Thanks, everyone. I appreciate the thoughts. You guys "get" this stuff like no one else I know.
The return to normal T has made me feel better than better, maybe even great. I feel like my old self again, my whole demeanor is so much more positive, upbeat, playful, like I've always been. It's in hindsight that I see how much the HT affected me in so many ways. My workouts have been quite successful in rebuilding muscle strength. My job involves occasionally handling fairly heavy things, and that's now as easy as ever. Libido is almost normal again, though with my partner's being flatlined that is not as much of a blessing as one might think. So, those are significant QOL positives for getting off of HT.
And to other concerns, Bolo, and others "lidat"
![:-)](/community/emoticons/smile.gif)
, the reason for going off of HT in my particular case is that it was done as part of a multi-faceted primary treatment. The primary treatment plan was done with curative intent. So, do the radiation thing, endure the companion hormone thing, and then stop all the things. Supposed to have put it at least in durable remission, if not a "cure" per se (with G9 they don't often use that word).

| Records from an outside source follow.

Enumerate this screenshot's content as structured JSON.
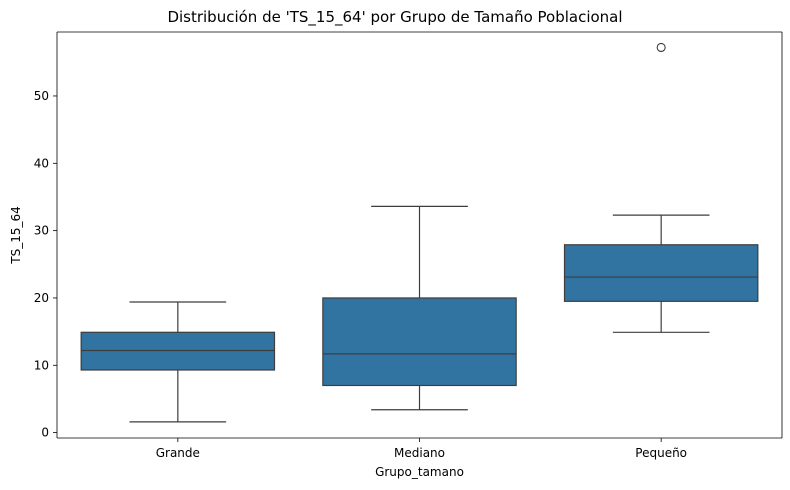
{
  "chart_data": {
    "type": "box",
    "title": "Distribución de 'TS_15_64' por Grupo de Tamaño Poblacional",
    "xlabel": "Grupo_tamano",
    "ylabel": "TS_15_64",
    "categories": [
      "Grande",
      "Mediano",
      "Pequeño"
    ],
    "y_ticks": [
      0,
      10,
      20,
      30,
      40,
      50
    ],
    "ylim": [
      -0.8,
      59.5
    ],
    "grid": false,
    "box_color": "#3274a1",
    "line_color": "#3d3d3d",
    "boxes": [
      {
        "category": "Grande",
        "whisker_low": 1.6,
        "q1": 9.3,
        "median": 12.2,
        "q3": 14.9,
        "whisker_high": 19.4,
        "outliers": []
      },
      {
        "category": "Mediano",
        "whisker_low": 3.4,
        "q1": 7.0,
        "median": 11.7,
        "q3": 20.0,
        "whisker_high": 33.6,
        "outliers": []
      },
      {
        "category": "Pequeño",
        "whisker_low": 14.9,
        "q1": 19.5,
        "median": 23.1,
        "q3": 27.9,
        "whisker_high": 32.3,
        "outliers": [
          57.2
        ]
      }
    ]
  }
}
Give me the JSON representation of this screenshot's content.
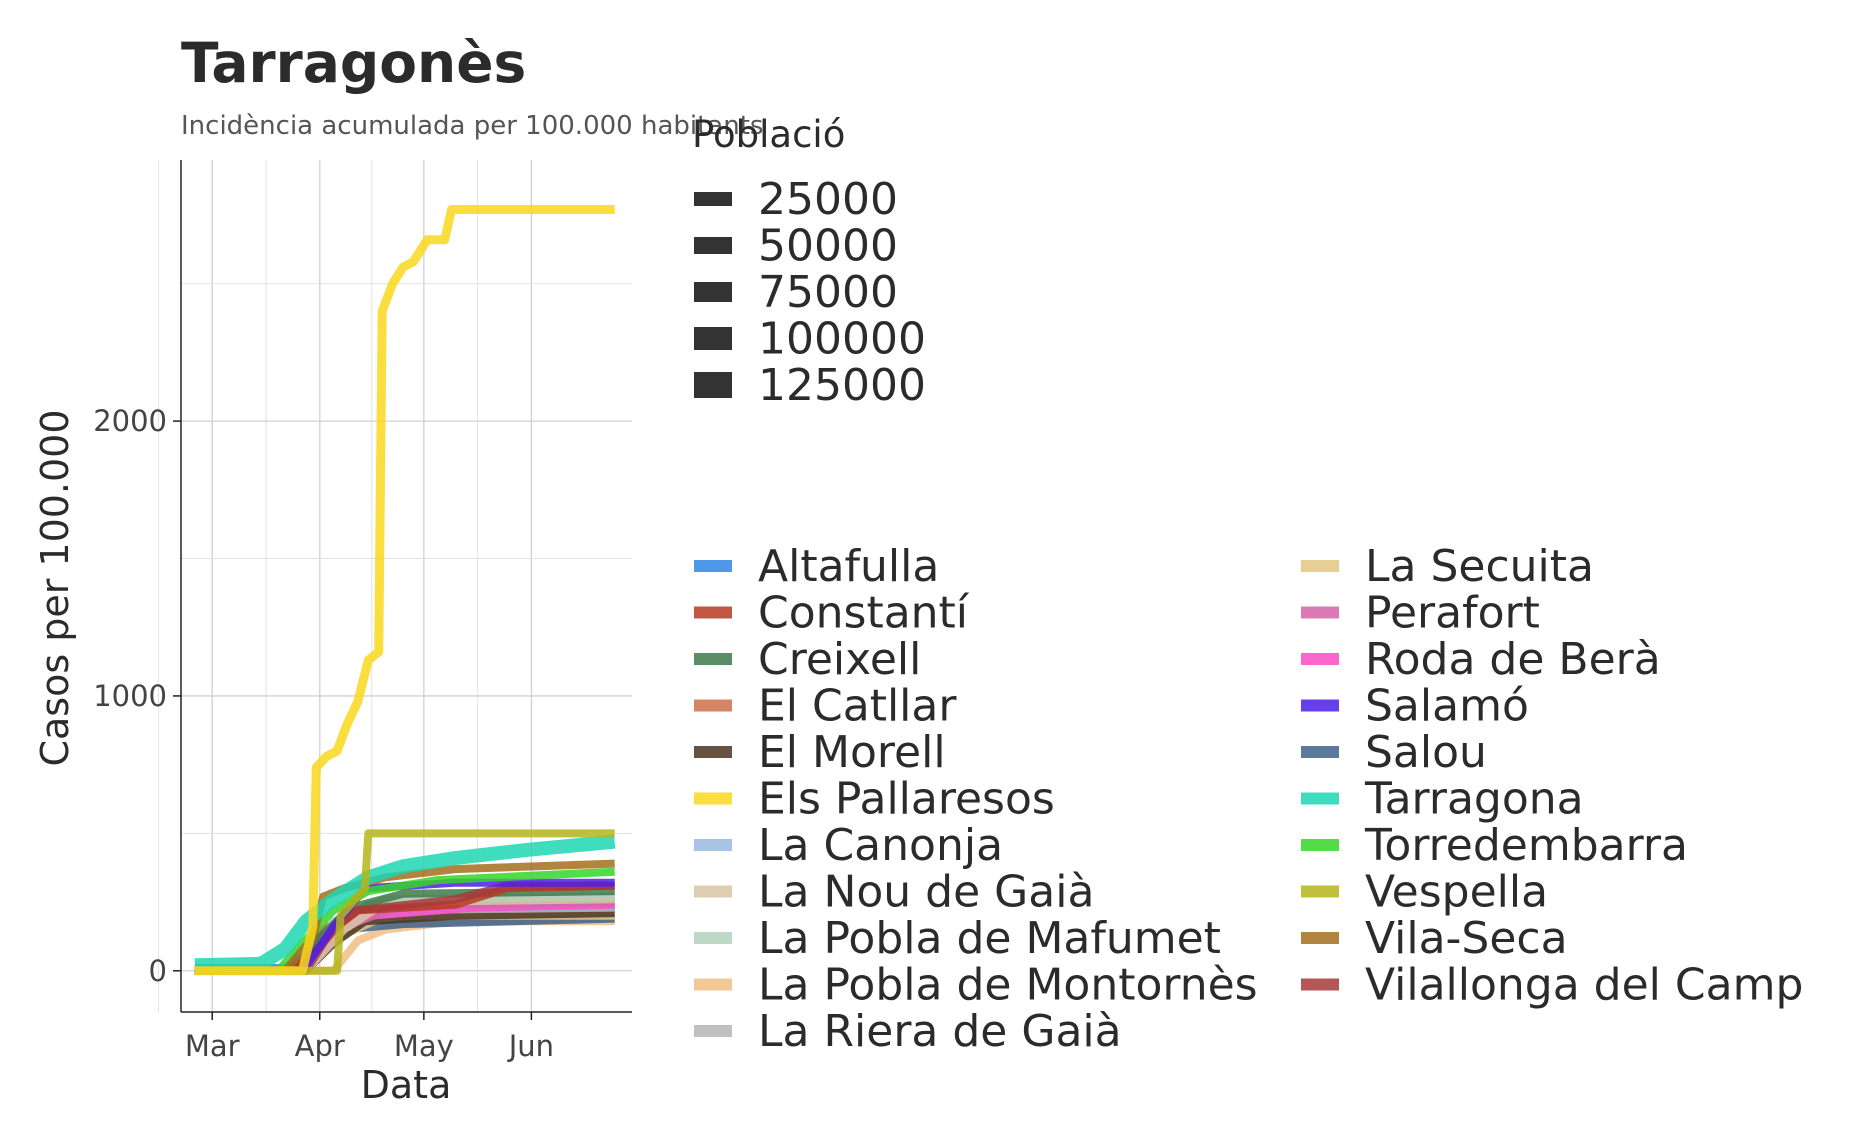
{
  "chart_data": {
    "type": "line",
    "title": "Tarragonès",
    "subtitle": "Incidència acumulada per 100.000 habitants",
    "xlabel": "Data",
    "ylabel": "Casos per 100.000",
    "x_ticks": [
      "Mar",
      "Apr",
      "May",
      "Jun"
    ],
    "x_tick_dates": [
      "2020-03-01",
      "2020-04-01",
      "2020-05-01",
      "2020-06-01"
    ],
    "y_ticks": [
      0,
      1000,
      2000
    ],
    "xlim": [
      "2020-02-21",
      "2020-06-30"
    ],
    "ylim": [
      -150,
      2950
    ],
    "grid": true,
    "size_legend": {
      "title": "Població",
      "values": [
        "25000",
        "50000",
        "75000",
        "100000",
        "125000"
      ]
    },
    "series": [
      {
        "name": "Altafulla",
        "color": "#2f86e8",
        "points": [
          [
            "2020-02-25",
            10
          ],
          [
            "2020-03-22",
            10
          ],
          [
            "2020-03-28",
            60
          ],
          [
            "2020-04-02",
            140
          ],
          [
            "2020-04-08",
            200
          ],
          [
            "2020-04-20",
            220
          ],
          [
            "2020-05-10",
            230
          ],
          [
            "2020-06-25",
            230
          ]
        ]
      },
      {
        "name": "Constantí",
        "color": "#b73a22",
        "points": [
          [
            "2020-02-25",
            0
          ],
          [
            "2020-03-22",
            0
          ],
          [
            "2020-03-30",
            60
          ],
          [
            "2020-04-06",
            160
          ],
          [
            "2020-04-12",
            220
          ],
          [
            "2020-05-10",
            240
          ],
          [
            "2020-05-25",
            300
          ],
          [
            "2020-06-25",
            310
          ]
        ]
      },
      {
        "name": "Creixell",
        "color": "#3d7a4a",
        "points": [
          [
            "2020-02-25",
            0
          ],
          [
            "2020-03-25",
            0
          ],
          [
            "2020-04-01",
            120
          ],
          [
            "2020-04-10",
            230
          ],
          [
            "2020-04-25",
            280
          ],
          [
            "2020-06-25",
            290
          ]
        ]
      },
      {
        "name": "El Catllar",
        "color": "#cc7049",
        "points": [
          [
            "2020-02-25",
            0
          ],
          [
            "2020-03-25",
            0
          ],
          [
            "2020-04-02",
            150
          ],
          [
            "2020-04-15",
            240
          ],
          [
            "2020-05-15",
            260
          ],
          [
            "2020-06-25",
            260
          ]
        ]
      },
      {
        "name": "El Morell",
        "color": "#4a3421",
        "points": [
          [
            "2020-02-25",
            0
          ],
          [
            "2020-03-28",
            0
          ],
          [
            "2020-04-05",
            100
          ],
          [
            "2020-04-14",
            180
          ],
          [
            "2020-05-10",
            200
          ],
          [
            "2020-06-25",
            210
          ]
        ]
      },
      {
        "name": "Els Pallaresos",
        "color": "#f9d71c",
        "points": [
          [
            "2020-02-25",
            0
          ],
          [
            "2020-03-27",
            0
          ],
          [
            "2020-03-30",
            160
          ],
          [
            "2020-03-31",
            740
          ],
          [
            "2020-04-03",
            780
          ],
          [
            "2020-04-06",
            800
          ],
          [
            "2020-04-09",
            900
          ],
          [
            "2020-04-12",
            980
          ],
          [
            "2020-04-15",
            1130
          ],
          [
            "2020-04-18",
            1160
          ],
          [
            "2020-04-19",
            2400
          ],
          [
            "2020-04-22",
            2500
          ],
          [
            "2020-04-25",
            2560
          ],
          [
            "2020-04-28",
            2580
          ],
          [
            "2020-05-02",
            2660
          ],
          [
            "2020-05-07",
            2660
          ],
          [
            "2020-05-09",
            2770
          ],
          [
            "2020-05-20",
            2770
          ],
          [
            "2020-06-25",
            2770
          ]
        ]
      },
      {
        "name": "La Canonja",
        "color": "#9ab9df",
        "points": [
          [
            "2020-02-25",
            0
          ],
          [
            "2020-03-25",
            0
          ],
          [
            "2020-04-03",
            120
          ],
          [
            "2020-04-15",
            200
          ],
          [
            "2020-05-15",
            230
          ],
          [
            "2020-06-25",
            240
          ]
        ]
      },
      {
        "name": "La Nou de Gaià",
        "color": "#d7c6a3",
        "points": [
          [
            "2020-02-25",
            0
          ],
          [
            "2020-03-28",
            0
          ],
          [
            "2020-04-08",
            150
          ],
          [
            "2020-04-20",
            250
          ],
          [
            "2020-06-25",
            260
          ]
        ]
      },
      {
        "name": "La Pobla de Mafumet",
        "color": "#b3d1be",
        "points": [
          [
            "2020-02-25",
            0
          ],
          [
            "2020-03-28",
            0
          ],
          [
            "2020-04-05",
            180
          ],
          [
            "2020-04-20",
            260
          ],
          [
            "2020-06-25",
            270
          ]
        ]
      },
      {
        "name": "La Pobla de Montornès",
        "color": "#f0be85",
        "points": [
          [
            "2020-02-25",
            0
          ],
          [
            "2020-04-05",
            0
          ],
          [
            "2020-04-12",
            110
          ],
          [
            "2020-04-20",
            150
          ],
          [
            "2020-05-10",
            180
          ],
          [
            "2020-06-25",
            180
          ]
        ]
      },
      {
        "name": "La Riera de Gaià",
        "color": "#b5b5b5",
        "points": [
          [
            "2020-02-25",
            0
          ],
          [
            "2020-03-26",
            0
          ],
          [
            "2020-04-04",
            140
          ],
          [
            "2020-04-18",
            220
          ],
          [
            "2020-06-25",
            230
          ]
        ]
      },
      {
        "name": "La Secuita",
        "color": "#e3c582",
        "points": [
          [
            "2020-02-25",
            0
          ],
          [
            "2020-03-28",
            0
          ],
          [
            "2020-04-06",
            120
          ],
          [
            "2020-04-20",
            200
          ],
          [
            "2020-06-25",
            200
          ]
        ]
      },
      {
        "name": "Perafort",
        "color": "#d564a9",
        "points": [
          [
            "2020-02-25",
            0
          ],
          [
            "2020-03-28",
            0
          ],
          [
            "2020-04-08",
            160
          ],
          [
            "2020-04-25",
            240
          ],
          [
            "2020-06-25",
            250
          ]
        ]
      },
      {
        "name": "Roda de Berà",
        "color": "#fb4cc6",
        "points": [
          [
            "2020-02-25",
            0
          ],
          [
            "2020-03-25",
            0
          ],
          [
            "2020-04-03",
            140
          ],
          [
            "2020-04-15",
            200
          ],
          [
            "2020-05-15",
            230
          ],
          [
            "2020-06-25",
            240
          ]
        ]
      },
      {
        "name": "Salamó",
        "color": "#4c1fe8",
        "points": [
          [
            "2020-02-25",
            0
          ],
          [
            "2020-03-27",
            0
          ],
          [
            "2020-04-05",
            160
          ],
          [
            "2020-04-14",
            300
          ],
          [
            "2020-05-10",
            320
          ],
          [
            "2020-06-25",
            320
          ]
        ]
      },
      {
        "name": "Salou",
        "color": "#3e6288",
        "points": [
          [
            "2020-02-25",
            0
          ],
          [
            "2020-03-22",
            0
          ],
          [
            "2020-03-30",
            80
          ],
          [
            "2020-04-08",
            150
          ],
          [
            "2020-04-25",
            170
          ],
          [
            "2020-06-25",
            190
          ]
        ]
      },
      {
        "name": "Tarragona",
        "color": "#1fd6b3",
        "points": [
          [
            "2020-02-25",
            20
          ],
          [
            "2020-03-15",
            25
          ],
          [
            "2020-03-22",
            80
          ],
          [
            "2020-03-28",
            180
          ],
          [
            "2020-04-05",
            260
          ],
          [
            "2020-04-15",
            340
          ],
          [
            "2020-04-25",
            380
          ],
          [
            "2020-05-10",
            410
          ],
          [
            "2020-05-31",
            440
          ],
          [
            "2020-06-25",
            470
          ]
        ]
      },
      {
        "name": "Torredembarra",
        "color": "#36d52a",
        "points": [
          [
            "2020-02-25",
            0
          ],
          [
            "2020-03-20",
            0
          ],
          [
            "2020-03-27",
            100
          ],
          [
            "2020-04-05",
            220
          ],
          [
            "2020-04-15",
            290
          ],
          [
            "2020-05-05",
            330
          ],
          [
            "2020-06-25",
            360
          ]
        ]
      },
      {
        "name": "Vespella",
        "color": "#b5b51b",
        "points": [
          [
            "2020-02-25",
            0
          ],
          [
            "2020-04-06",
            0
          ],
          [
            "2020-04-07",
            200
          ],
          [
            "2020-04-14",
            300
          ],
          [
            "2020-04-15",
            500
          ],
          [
            "2020-06-25",
            500
          ]
        ]
      },
      {
        "name": "Vila-Seca",
        "color": "#a36e1e",
        "points": [
          [
            "2020-02-25",
            0
          ],
          [
            "2020-03-22",
            0
          ],
          [
            "2020-03-30",
            120
          ],
          [
            "2020-04-02",
            270
          ],
          [
            "2020-04-08",
            300
          ],
          [
            "2020-04-20",
            340
          ],
          [
            "2020-05-10",
            370
          ],
          [
            "2020-06-25",
            390
          ]
        ]
      },
      {
        "name": "Vilallonga del Camp",
        "color": "#a83a3a",
        "points": [
          [
            "2020-02-25",
            0
          ],
          [
            "2020-03-28",
            0
          ],
          [
            "2020-04-05",
            160
          ],
          [
            "2020-04-12",
            220
          ],
          [
            "2020-05-10",
            260
          ],
          [
            "2020-05-25",
            310
          ],
          [
            "2020-06-25",
            310
          ]
        ]
      }
    ]
  }
}
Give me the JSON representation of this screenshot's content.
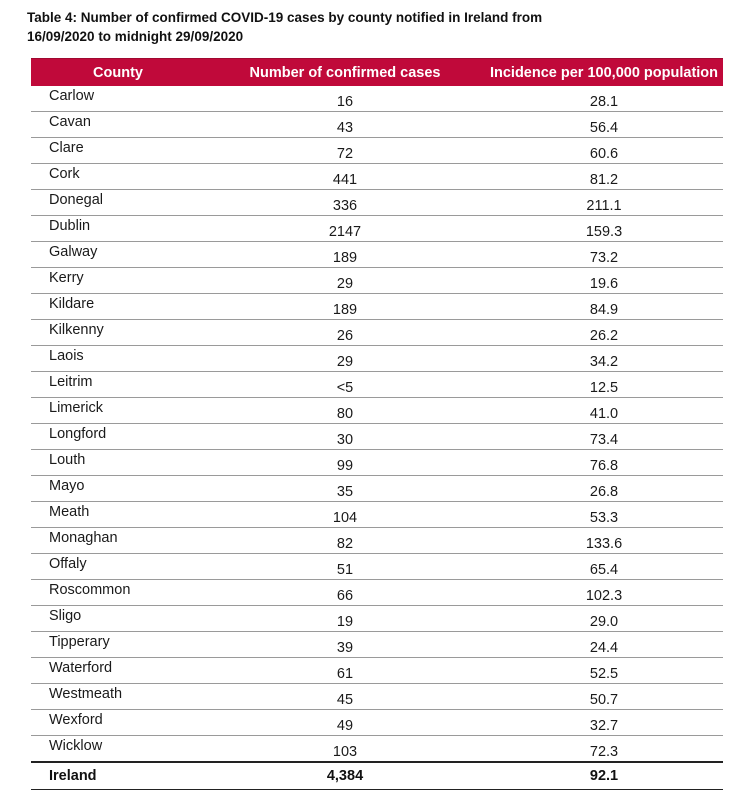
{
  "caption": "Table 4: Number of confirmed COVID-19 cases by county notified in Ireland from 16/09/2020 to midnight 29/09/2020",
  "table": {
    "headers": [
      "County",
      "Number of confirmed cases",
      "Incidence per 100,000 population"
    ],
    "rows": [
      {
        "county": "Carlow",
        "cases": "16",
        "incidence": "28.1"
      },
      {
        "county": "Cavan",
        "cases": "43",
        "incidence": "56.4"
      },
      {
        "county": "Clare",
        "cases": "72",
        "incidence": "60.6"
      },
      {
        "county": "Cork",
        "cases": "441",
        "incidence": "81.2"
      },
      {
        "county": "Donegal",
        "cases": "336",
        "incidence": "211.1"
      },
      {
        "county": "Dublin",
        "cases": "2147",
        "incidence": "159.3"
      },
      {
        "county": "Galway",
        "cases": "189",
        "incidence": "73.2"
      },
      {
        "county": "Kerry",
        "cases": "29",
        "incidence": "19.6"
      },
      {
        "county": "Kildare",
        "cases": "189",
        "incidence": "84.9"
      },
      {
        "county": "Kilkenny",
        "cases": "26",
        "incidence": "26.2"
      },
      {
        "county": "Laois",
        "cases": "29",
        "incidence": "34.2"
      },
      {
        "county": "Leitrim",
        "cases": "<5",
        "incidence": "12.5"
      },
      {
        "county": "Limerick",
        "cases": "80",
        "incidence": "41.0"
      },
      {
        "county": "Longford",
        "cases": "30",
        "incidence": "73.4"
      },
      {
        "county": "Louth",
        "cases": "99",
        "incidence": "76.8"
      },
      {
        "county": "Mayo",
        "cases": "35",
        "incidence": "26.8"
      },
      {
        "county": "Meath",
        "cases": "104",
        "incidence": "53.3"
      },
      {
        "county": "Monaghan",
        "cases": "82",
        "incidence": "133.6"
      },
      {
        "county": "Offaly",
        "cases": "51",
        "incidence": "65.4"
      },
      {
        "county": "Roscommon",
        "cases": "66",
        "incidence": "102.3"
      },
      {
        "county": "Sligo",
        "cases": "19",
        "incidence": "29.0"
      },
      {
        "county": "Tipperary",
        "cases": "39",
        "incidence": "24.4"
      },
      {
        "county": "Waterford",
        "cases": "61",
        "incidence": "52.5"
      },
      {
        "county": "Westmeath",
        "cases": "45",
        "incidence": "50.7"
      },
      {
        "county": "Wexford",
        "cases": "49",
        "incidence": "32.7"
      },
      {
        "county": "Wicklow",
        "cases": "103",
        "incidence": "72.3"
      }
    ],
    "total": {
      "county": "Ireland",
      "cases": "4,384",
      "incidence": "92.1"
    }
  },
  "colors": {
    "header_background": "#c0093a",
    "header_text": "#ffffff"
  }
}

So, the goal has always been, and it may still be true, that after all the treatment the PSA comes up a little with recovering testosterone, and then just levels off. The residual prostate, well-cooked as it is, will make some low level of PSA in a testosterone-fueled environment, but never much and not a rising amount. More testosterone won't increase that rate, it will do what it will do as long as it has at least some minimum amount to work with. Kind of like once you have enough water to float the boat, it doesn't matter how much deeper the water gets.
A stable level of 0.5 would be fine, post radiation therapy. Wonderful, really. Optimum response one might say. But, the lengthy term on HT obscures the usual post-radiation trends. There are few if any studies that help define what the PSA pattern should look like
after what we did for treatment, after HT. Kind of like the old mariner's maps that just said "here be dragons" for areas they hadn't explored!
So, without further academic guidance, really all that's left is to see if maybe this 0.5 stabilizes, or trends up. The MO said, "We'll see what's happening in March with this disease."; he certainly wasn't dismissive, but wasn't overly excited either. We talked very briefly about
the T saturation theory, and he's exactly on the same page I am. Another 0.2 reading would have been great. A little, very little more, would have been ok. At 0.5, it generates a bit of concern just due to the trend up so much from the 0.2 in 3 months.
Next steps? If it hits 1.0 or above, they're considering trying scans to look for anything identifiable. If this is fueled by the grade 5 cells, which don't make much PSA, then there might be something big enough to find. Then we're into the whole argument about
whack-a-mole going after individual lymph nodes and so on, or do we just acknowledge the thing's gone systemic and plan on HT restarting. Ponder HT early or late, continuous or intermittent, and all that jazz.
Phooey. The hard part of this is the watershed aspect of "we killed it", vs. "we didn't kill it and we'll have to manage it". We'll just have to see what happens in March, I guess. I feel like a bit of a wuss, knowing there are others here who are dealing with confirmed recurrence and metastases. It seems I'm learning a bit of what that experience is like, even if not really there yet.
This got long, but I think about
this fairly often. Most of the time I can keep the lid on the bottle, but once in a while it just pushes its way out and back into my awareness!